Vahit Tuna: Bu tartışılabilir. Üretimi kolektif oldukça bilgi tartışılabilir hale geliyor.
Cem Sorguç: Ama varlığından eminiz. Bu aslında bir ikincil beyin gibi orada. Bir şeyi hatırlaman mı gerekiyor? Nasıl olsa bilgi orada. Eskiden düşündüğümüzde ustadan bilgi alınır ve uygulanırdı, şimdi ise aldığımız bilgiyi kontrol etme şansımız var. Eskiden hocalarımızdan aldığım bir sürü bilginin pratik hayata geçtiğimde aradan geçen 10-15 yılda yanlış olduğunu bile gördüğüm oldu. Dolayısıyla aslında üslup başka bir şey. Bilgiye dayalı olan ustalıklar ve veriler tek bilgi kaynağın, ona güvenmek zorundasın çünkü ustanın sana söylediği gidip öğreneceğin bilgiden daha doğru gelirdi, böyle bir güven vardı. Şimdi hepsini teyit edebiliyoruz. Bu yüzden artık 20 yaşındaki öğrencim dönüp bana maestro da demez, usta da.

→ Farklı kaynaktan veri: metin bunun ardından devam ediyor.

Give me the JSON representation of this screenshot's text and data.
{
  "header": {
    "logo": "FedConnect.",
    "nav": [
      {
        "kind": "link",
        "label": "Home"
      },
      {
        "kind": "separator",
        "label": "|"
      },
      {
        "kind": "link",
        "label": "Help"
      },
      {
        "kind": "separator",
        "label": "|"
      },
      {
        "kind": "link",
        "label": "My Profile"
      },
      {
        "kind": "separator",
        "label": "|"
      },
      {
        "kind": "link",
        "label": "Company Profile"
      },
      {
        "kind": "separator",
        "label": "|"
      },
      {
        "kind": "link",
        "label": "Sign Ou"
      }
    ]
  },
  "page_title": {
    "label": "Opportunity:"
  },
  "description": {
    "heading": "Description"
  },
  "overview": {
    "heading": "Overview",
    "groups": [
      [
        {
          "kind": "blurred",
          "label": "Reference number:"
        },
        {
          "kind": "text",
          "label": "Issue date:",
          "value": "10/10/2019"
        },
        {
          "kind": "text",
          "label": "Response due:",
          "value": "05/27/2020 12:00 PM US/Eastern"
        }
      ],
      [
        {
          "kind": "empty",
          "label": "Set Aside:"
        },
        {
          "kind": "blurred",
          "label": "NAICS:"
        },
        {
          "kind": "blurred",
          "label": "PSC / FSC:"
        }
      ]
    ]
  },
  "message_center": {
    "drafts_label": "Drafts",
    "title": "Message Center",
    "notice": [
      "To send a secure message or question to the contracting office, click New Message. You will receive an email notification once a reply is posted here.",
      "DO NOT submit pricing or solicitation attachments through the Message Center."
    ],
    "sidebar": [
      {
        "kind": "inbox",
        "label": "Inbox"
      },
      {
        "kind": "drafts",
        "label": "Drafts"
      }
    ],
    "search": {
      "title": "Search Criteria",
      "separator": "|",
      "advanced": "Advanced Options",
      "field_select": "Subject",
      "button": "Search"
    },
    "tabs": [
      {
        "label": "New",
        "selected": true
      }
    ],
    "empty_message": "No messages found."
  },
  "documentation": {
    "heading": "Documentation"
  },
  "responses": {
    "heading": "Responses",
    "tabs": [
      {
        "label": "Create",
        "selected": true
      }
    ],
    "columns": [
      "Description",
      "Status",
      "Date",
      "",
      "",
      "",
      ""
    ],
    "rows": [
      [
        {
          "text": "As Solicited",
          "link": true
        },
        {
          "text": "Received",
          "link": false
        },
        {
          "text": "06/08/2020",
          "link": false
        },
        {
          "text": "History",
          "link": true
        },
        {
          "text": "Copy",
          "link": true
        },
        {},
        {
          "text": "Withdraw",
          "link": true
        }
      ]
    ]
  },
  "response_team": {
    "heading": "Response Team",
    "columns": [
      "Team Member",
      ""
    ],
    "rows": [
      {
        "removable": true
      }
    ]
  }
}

Bununla ilgili bir karşı görüş var: Post-truth gerçeği var. Bilgi teyit edilebilir gibi görünüyor ama şu an dijital dünyada veya medyada dolaşan, kitap veya dergide bile basılan bilginin aslında çok da doğru olmadığı, çarpıtıldığı veya fabrike edilmiş bir bilgi olduğu ortaya çıktı. Post-truth ile ilgili yeni bir kitap Can Yayınları’nın yeni yayınevi Tellekt’ten çıktı, öneririm. Örneğin teyit.org gibi bir platform yaratıldı, bu bilgi junk’ını filtreleyip doğru bilgi mi değil mi onu söylüyor bizlere. Örnekleri çoğalacaktır. Belki bu yüzden sana üstat demeyecek gençler, ama ne bildikleri konusunda kaygan bir zemindeler, bir bakıma kayıplar.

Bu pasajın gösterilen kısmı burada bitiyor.